Interestingly, the amendments contemplate that the registrar may establish written policies regarding the interpretation, administration and enforcement of the Collections Act, which will be publicly available. We will have to see what these policies may be, but in any event they will add another layer of compliance requirements. On the positive side, assuming a timely process, this may provide a way of obtaining an interpretation from the regulator and public availability of such interpretations.

REMOVAL OF COLLECTOR LICENSING REGIME

A welcome change for debt collectors is the removal of the requirement to have collectors individually licensed. Instead, Bill 156 provides that a collection agency that employs, appoints or authorizes an individual to act as a collector shall exercise due diligence to ensure that the individual complies with the Collections Act and the regulations when acting as a collector. As a result, collection agencies will no longer have to provide notice to the regulator in respect of the commencement or termination of employment of a collector.

EXPANSION OF "COLLECTION AGENCY"?

The amendments to the Collections Act would include an expansion of the definition of "collection agency" to "a person who purchases debts that are in arrears and collects them". "Arrears" is defined as a debt that is past due and that meets certain criteria, if any, to be set out in Regulations.

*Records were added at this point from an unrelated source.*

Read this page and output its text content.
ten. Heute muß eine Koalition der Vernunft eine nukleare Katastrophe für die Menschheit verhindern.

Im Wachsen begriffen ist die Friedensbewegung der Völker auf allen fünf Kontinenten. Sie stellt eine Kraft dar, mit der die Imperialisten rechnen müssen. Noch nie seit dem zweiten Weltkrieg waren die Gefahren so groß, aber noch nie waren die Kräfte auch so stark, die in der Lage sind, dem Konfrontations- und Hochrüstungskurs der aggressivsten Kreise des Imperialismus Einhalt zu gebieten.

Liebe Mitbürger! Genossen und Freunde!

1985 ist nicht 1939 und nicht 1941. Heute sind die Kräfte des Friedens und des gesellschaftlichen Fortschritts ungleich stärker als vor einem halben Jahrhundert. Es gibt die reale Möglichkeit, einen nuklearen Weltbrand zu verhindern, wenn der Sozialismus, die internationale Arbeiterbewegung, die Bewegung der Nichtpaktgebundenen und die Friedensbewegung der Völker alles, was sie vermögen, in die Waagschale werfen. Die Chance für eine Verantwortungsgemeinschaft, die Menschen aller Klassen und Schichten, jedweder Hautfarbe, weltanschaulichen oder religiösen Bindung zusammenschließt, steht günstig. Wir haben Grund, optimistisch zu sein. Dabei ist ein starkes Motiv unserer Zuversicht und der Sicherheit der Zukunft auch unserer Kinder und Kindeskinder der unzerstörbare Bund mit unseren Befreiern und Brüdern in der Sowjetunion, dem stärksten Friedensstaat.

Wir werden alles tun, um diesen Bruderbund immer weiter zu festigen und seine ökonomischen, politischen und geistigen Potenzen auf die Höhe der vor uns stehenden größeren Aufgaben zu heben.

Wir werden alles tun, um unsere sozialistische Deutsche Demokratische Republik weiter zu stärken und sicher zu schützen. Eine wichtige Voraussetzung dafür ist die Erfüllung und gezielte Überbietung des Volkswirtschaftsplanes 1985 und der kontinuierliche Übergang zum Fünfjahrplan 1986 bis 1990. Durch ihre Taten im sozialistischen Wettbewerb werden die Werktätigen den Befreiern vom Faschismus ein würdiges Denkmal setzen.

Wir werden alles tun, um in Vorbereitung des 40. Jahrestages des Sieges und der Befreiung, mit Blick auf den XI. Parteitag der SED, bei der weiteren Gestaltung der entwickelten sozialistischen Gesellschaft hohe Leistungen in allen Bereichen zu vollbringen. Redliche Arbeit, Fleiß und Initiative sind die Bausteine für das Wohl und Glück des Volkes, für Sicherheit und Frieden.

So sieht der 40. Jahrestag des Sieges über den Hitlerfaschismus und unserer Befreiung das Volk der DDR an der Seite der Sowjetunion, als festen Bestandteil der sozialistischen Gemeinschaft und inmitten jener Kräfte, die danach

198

This expanded definition will likely not have a dramatic impact of the types of entities that are regulated, as this description captures those entities traditionally thought of as "collection agencies".

WHAT'S NEXT?

Bill 156 was carried on first reading on December 9, 2015. The Legislature adjourned on December 10, 2015 and will resume on February 16, 2016, after which the bill will be up for second reading.

The content of this article is intended to provide a general guide to the subject matter. Specialist advice should be sought about your specific circumstances.